I'm pretty sure dew tastes like water

Sometimes, it becomes clear that I could focus exclusively on insane reviews to fill this blog. I won't, but this New Yorker restaurant review is vintage food-critic nuttiness. It's so crazy, I won't even interupt the flow with any snarky comments, though I will highlight a few of the odder turns of phrase--and keep in mind that this is a positive review.
A simple apéritif of shochu, garnished with tiny morsels of pear cut in leaf and star shapes, tastes the way you imagine dew might. Monkfish liver is presented in a vase of pebbles, abalone on a cushion of salt; you get to sear small rectangles of beef on a terrifyingly hot shiny stone. Dried mullet roe (which you grill over an open flame) looks like carrot, has the consistency of bean curd, and tastes like anchovy, only more so. Coupled with a rectangular tablet of daikon radish, it looks uncannily like a mah-jongg tile. Aigamo duck comes with a cake of mochi—a kind of rice polenta with a texture between dough and string cheese but stickier than either. (In Japan, people occasionally suffocate while eating it.) The kaiseki meal culminates in a dish that might seem plain: steamed rice.
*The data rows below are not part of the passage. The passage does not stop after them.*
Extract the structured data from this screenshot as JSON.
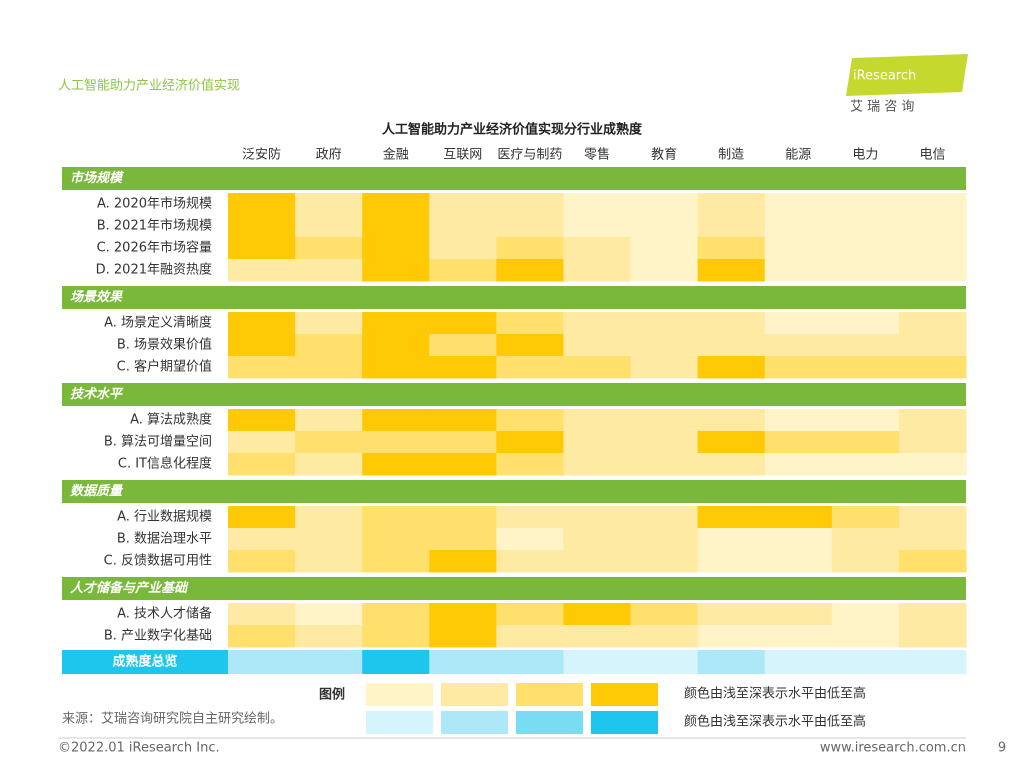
{
  "title": "人工智能助力产业经济价值实现",
  "logo": {
    "name": "iResearch",
    "subtitle": "艾 瑞 咨 询"
  },
  "chart_data": {
    "type": "heatmap",
    "title": "人工智能助力产业经济价值实现分行业成熟度",
    "categories": [
      "泛安防",
      "政府",
      "金融",
      "互联网",
      "医疗与制药",
      "零售",
      "教育",
      "制造",
      "能源",
      "电力",
      "电信"
    ],
    "groups": [
      {
        "name": "市场规模",
        "rows": [
          {
            "label": "A. 2020年市场规模",
            "values": [
              4,
              2,
              4,
              2,
              2,
              1,
              1,
              2,
              1,
              1,
              1
            ]
          },
          {
            "label": "B. 2021年市场规模",
            "values": [
              4,
              2,
              4,
              2,
              2,
              1,
              1,
              2,
              1,
              1,
              1
            ]
          },
          {
            "label": "C. 2026年市场容量",
            "values": [
              4,
              3,
              4,
              2,
              3,
              2,
              1,
              3,
              1,
              1,
              1
            ]
          },
          {
            "label": "D. 2021年融资热度",
            "values": [
              2,
              2,
              4,
              3,
              4,
              2,
              1,
              4,
              1,
              1,
              1
            ]
          }
        ]
      },
      {
        "name": "场景效果",
        "rows": [
          {
            "label": "A. 场景定义清晰度",
            "values": [
              4,
              2,
              4,
              4,
              3,
              2,
              2,
              2,
              1,
              1,
              2
            ]
          },
          {
            "label": "B. 场景效果价值",
            "values": [
              4,
              3,
              4,
              3,
              4,
              2,
              2,
              2,
              2,
              2,
              2
            ]
          },
          {
            "label": "C. 客户期望价值",
            "values": [
              3,
              3,
              4,
              4,
              3,
              3,
              2,
              4,
              3,
              3,
              3
            ]
          }
        ]
      },
      {
        "name": "技术水平",
        "rows": [
          {
            "label": "A. 算法成熟度",
            "values": [
              4,
              2,
              4,
              4,
              3,
              2,
              2,
              2,
              1,
              1,
              2
            ]
          },
          {
            "label": "B. 算法可增量空间",
            "values": [
              2,
              3,
              3,
              3,
              4,
              2,
              2,
              4,
              3,
              3,
              2
            ]
          },
          {
            "label": "C. IT信息化程度",
            "values": [
              3,
              2,
              4,
              4,
              3,
              2,
              2,
              2,
              1,
              1,
              1
            ]
          }
        ]
      },
      {
        "name": "数据质量",
        "rows": [
          {
            "label": "A. 行业数据规模",
            "values": [
              4,
              2,
              3,
              3,
              2,
              2,
              2,
              4,
              4,
              3,
              2
            ]
          },
          {
            "label": "B. 数据治理水平",
            "values": [
              2,
              2,
              3,
              3,
              1,
              2,
              2,
              1,
              1,
              2,
              2
            ]
          },
          {
            "label": "C. 反馈数据可用性",
            "values": [
              3,
              2,
              3,
              4,
              2,
              2,
              2,
              1,
              1,
              2,
              3
            ]
          }
        ]
      },
      {
        "name": "人才储备与产业基础",
        "rows": [
          {
            "label": "A. 技术人才储备",
            "values": [
              2,
              1,
              3,
              4,
              3,
              4,
              3,
              2,
              2,
              1,
              2
            ]
          },
          {
            "label": "B. 产业数字化基础",
            "values": [
              3,
              2,
              3,
              4,
              2,
              2,
              2,
              1,
              1,
              1,
              2
            ]
          }
        ]
      }
    ],
    "overview": {
      "label": "成熟度总览",
      "values": [
        2,
        2,
        4,
        2,
        2,
        1,
        1,
        2,
        1,
        1,
        1
      ]
    },
    "colors": [
      "#fff4c8",
      "#ffeaa3",
      "#ffe06c",
      "#ffc905"
    ],
    "overview_colors": [
      "#d6f4fb",
      "#ace8f7",
      "#7adcf3",
      "#1ec6ee"
    ],
    "legend": {
      "title": "图例",
      "levels": [
        1,
        2,
        3,
        4
      ],
      "notes": [
        "颜色由浅至深表示水平由低至高",
        "颜色由浅至深表示水平由低至高"
      ]
    }
  },
  "source": "来源：艾瑞咨询研究院自主研究绘制。",
  "footer_left": "©2022.01 iResearch Inc.",
  "footer_right": "www.iresearch.com.cn",
  "page": 9
}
But the silvery Koshihikari rice from Uonuma is highly prized, and here it is served with condiments including twice-grilled salmon as light and brittle as a cracker and as salty and desiccated as jerky.

I just love how the writer throws into a parenthetical aside the fact that a rice dish served here has actually, you know, killed people. But, mangia!

2 comments:

punkinsmom said...

Dried mullet roe that looks like a mah-jongg tile! What's not to love?

Anonymous said...

do people acutally eat any of that crap?